WirtschaftsBlatt-Leitartikel: Der Markt ist die entscheidende Instanz - von Günter Fritz

Die Molkereien müssen rationalisieren und sich spezialisieren

Wien (OTS) - Die Übernahme der Tirol Milch durch die oberösterreichische Berglandmilch erhitzt seit Monaten die Gemüter -und das nicht nur in Westösterreich. Während in Tirol von Ausverkauf und Scheitern der ÖVP-Agrarpolitik die Rede ist, muss sich die Branche österreichweit auf einschneidende Veränderungen einstellen. Die Berglandmilch, schon bisher Marktführer, wird durch die Fusion mit den Tirolern nun zu einer noch stärkeren Kraft im Lande. Freilich nur auf den ersten Blick: Die Tirol Milch ist zwar ein starker regionaler Player, aber gleichzeitig ein Patient, der behandelt werden muss. Die Molkerei musste im Vorjahr einen empfindlichen Umsatzrückgang hinnehmen und schaffte nur ein knappes Plus, nachdem sie im Jahr davor überhaupt mit mehr als fünf Millionen Euro in den roten Zahlen war.
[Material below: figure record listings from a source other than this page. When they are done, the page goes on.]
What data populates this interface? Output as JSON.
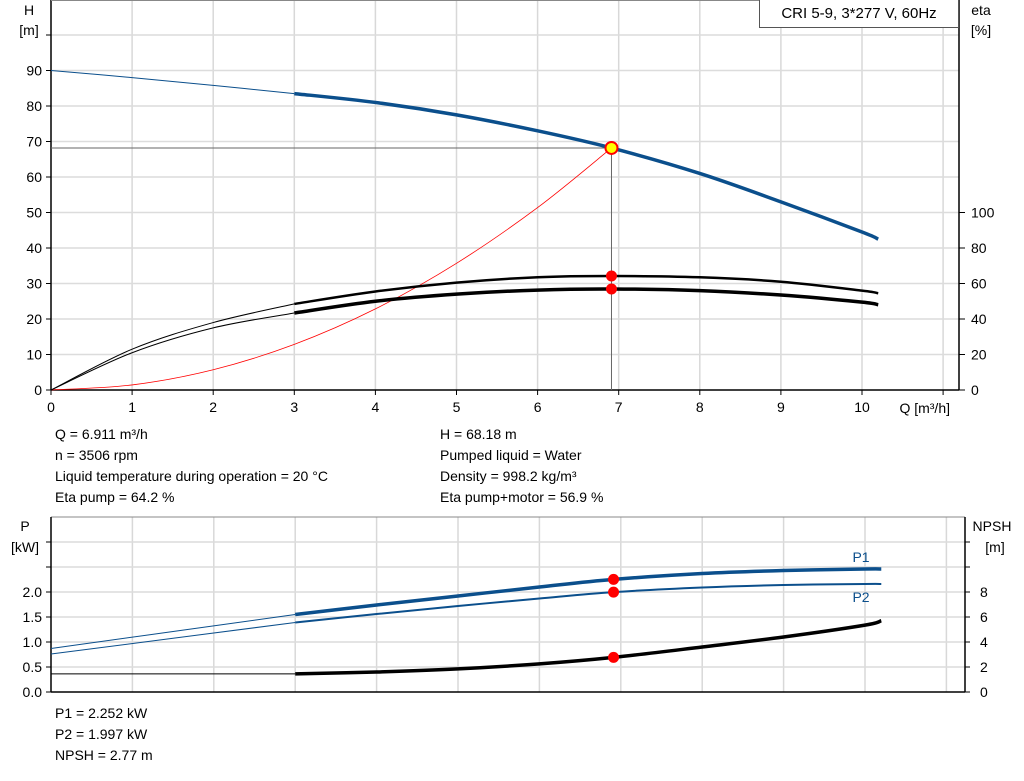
{
  "title_box": "CRI 5-9, 3*277 V, 60Hz",
  "colors": {
    "head": "#0b4f8c",
    "power": "#0b4f8c",
    "eta": "#000000",
    "npsh": "#000000",
    "system": "#ff0000",
    "duty_point": "#ff0000",
    "duty_fill": "#ffff00"
  },
  "chart_data": [
    {
      "type": "line",
      "xlabel": "Q [m³/h]",
      "ylabel": "H\n[m]",
      "ylabel_right": "eta\n[%]",
      "ylabel_parts": [
        "H",
        "[m]"
      ],
      "ylabel_right_parts": [
        "eta",
        "[%]"
      ],
      "xlim": [
        0,
        11.2
      ],
      "ylim": [
        0,
        110
      ],
      "ylim_right": [
        0,
        220
      ],
      "x_ticks": [
        0,
        1,
        2,
        3,
        4,
        5,
        6,
        7,
        8,
        9,
        10
      ],
      "y_ticks": [
        0,
        10,
        20,
        30,
        40,
        50,
        60,
        70,
        80,
        90
      ],
      "y_ticks_right": [
        0,
        20,
        40,
        60,
        80,
        100
      ],
      "grid": true,
      "series": [
        {
          "key": "H",
          "axis": "left",
          "x": [
            0,
            1,
            2,
            3,
            4,
            5,
            6,
            6.911,
            8,
            9,
            10,
            10.2
          ],
          "y": [
            90,
            88,
            85.8,
            83.5,
            81,
            77.5,
            73,
            68.18,
            61,
            53,
            44.5,
            42.5
          ],
          "bold_from": 3
        },
        {
          "key": "eta_pump",
          "axis": "right",
          "x": [
            0,
            1,
            2,
            3,
            4,
            5,
            6,
            6.911,
            8,
            9,
            10,
            10.2
          ],
          "y": [
            0,
            23,
            38,
            48.5,
            55.5,
            60.5,
            63.5,
            64.2,
            63.5,
            61,
            56,
            54.5
          ],
          "bold_from": 3
        },
        {
          "key": "eta_pump_motor",
          "axis": "right",
          "x": [
            0,
            1,
            2,
            3,
            4,
            5,
            6,
            6.911,
            8,
            9,
            10,
            10.2
          ],
          "y": [
            0,
            21,
            35,
            43.4,
            50,
            54,
            56.3,
            56.9,
            56,
            53.5,
            49.5,
            48
          ],
          "bold_from": 3
        },
        {
          "key": "system",
          "axis": "left",
          "x": [
            0,
            1,
            2,
            3,
            4,
            5,
            6,
            6.911
          ],
          "y": [
            0,
            1.43,
            5.71,
            12.85,
            22.84,
            35.69,
            51.39,
            68.18
          ]
        }
      ],
      "duty_point": {
        "Q": 6.911,
        "H": 68.18,
        "eta_pump": 64.2,
        "eta_pump_motor": 56.9
      }
    },
    {
      "type": "line",
      "ylabel_parts": [
        "P",
        "[kW]"
      ],
      "ylabel_right_parts": [
        "NPSH",
        "[m]"
      ],
      "xlim": [
        0,
        11.2
      ],
      "ylim": [
        0,
        3.0
      ],
      "ylim_right": [
        0,
        12
      ],
      "y_ticks": [
        0.0,
        0.5,
        1.0,
        1.5,
        2.0
      ],
      "y_ticks_labels": [
        "0.0",
        "0.5",
        "1.0",
        "1.5",
        "2.0"
      ],
      "y_ticks_right": [
        0,
        2,
        4,
        6,
        8
      ],
      "grid": true,
      "series": [
        {
          "key": "P1",
          "name": "P1",
          "axis": "left",
          "x": [
            0,
            3,
            4,
            5,
            6,
            6.911,
            8,
            9,
            10,
            10.2
          ],
          "y": [
            0.87,
            1.55,
            1.74,
            1.92,
            2.1,
            2.252,
            2.37,
            2.43,
            2.46,
            2.46
          ],
          "bold_from": 3
        },
        {
          "key": "P2",
          "name": "P2",
          "axis": "left",
          "x": [
            0,
            3,
            4,
            5,
            6,
            6.911,
            8,
            9,
            10,
            10.2
          ],
          "y": [
            0.76,
            1.39,
            1.56,
            1.72,
            1.87,
            1.997,
            2.09,
            2.14,
            2.16,
            2.16
          ],
          "bold_from": 3
        },
        {
          "key": "NPSH",
          "axis": "right",
          "x": [
            0,
            3,
            4,
            5,
            6,
            6.911,
            8,
            9,
            10,
            10.2
          ],
          "y": [
            1.45,
            1.45,
            1.6,
            1.85,
            2.25,
            2.77,
            3.6,
            4.4,
            5.35,
            5.7
          ],
          "bold_from": 3
        }
      ],
      "duty_point": {
        "Q": 6.911,
        "P1": 2.252,
        "P2": 1.997,
        "NPSH": 2.77
      }
    }
  ],
  "info_top_left": [
    "Q = 6.911 m³/h",
    "n = 3506 rpm",
    "Liquid temperature during operation = 20 °C",
    "Eta pump = 64.2 %"
  ],
  "info_top_right": [
    "H = 68.18 m",
    "Pumped liquid = Water",
    "Density = 998.2 kg/m³",
    "Eta pump+motor = 56.9 %"
  ],
  "info_bottom": [
    "P1 = 2.252 kW",
    "P2 = 1.997 kW",
    "NPSH = 2.77 m"
  ]
}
Jahrelang wurde investiert, aber nur in Sachwerte anstatt in innovative Produkte. Das mit dem Ergebnis, dass die Tiroler mit Latella lediglich eine starke Marke in ihrem Angebot haben und mit überschüssiger Milch zu Billigpreisen in den Export gehen müssen - beispielsweise nach Italien.

Die Nummer zwei am Markt, die niederösterreichische Nöm AG, die ebenfalls um die Tirol Milch ritterte, ist dagegen erfolgreich den umgekehrten Weg gegangen. Obwohl kleiner als Berglandmilch, ist sie deutlich profitabler und hat es geschafft, in ganz Europa mit ihren veredelten Produkten vertreten zu sein. In Großbritannien wurde sogar ein eigenes Werk für den dortigen Markt in die grüne Wiese und in Italien ein landesweiter Vertrieb auf die Beine gestellt. Im Vergleich dazu sieht selbst die Berglandmilch, die mit ihrem Käse in Deutschland reüssieren kann, nicht so gut aus. Deshalb wollen es die Oberösterreicher jetzt offenbar über die Größe schaffen. Sie sollen ihre Fühler bereits nach weiteren Akquisitionen ausgestreckt haben.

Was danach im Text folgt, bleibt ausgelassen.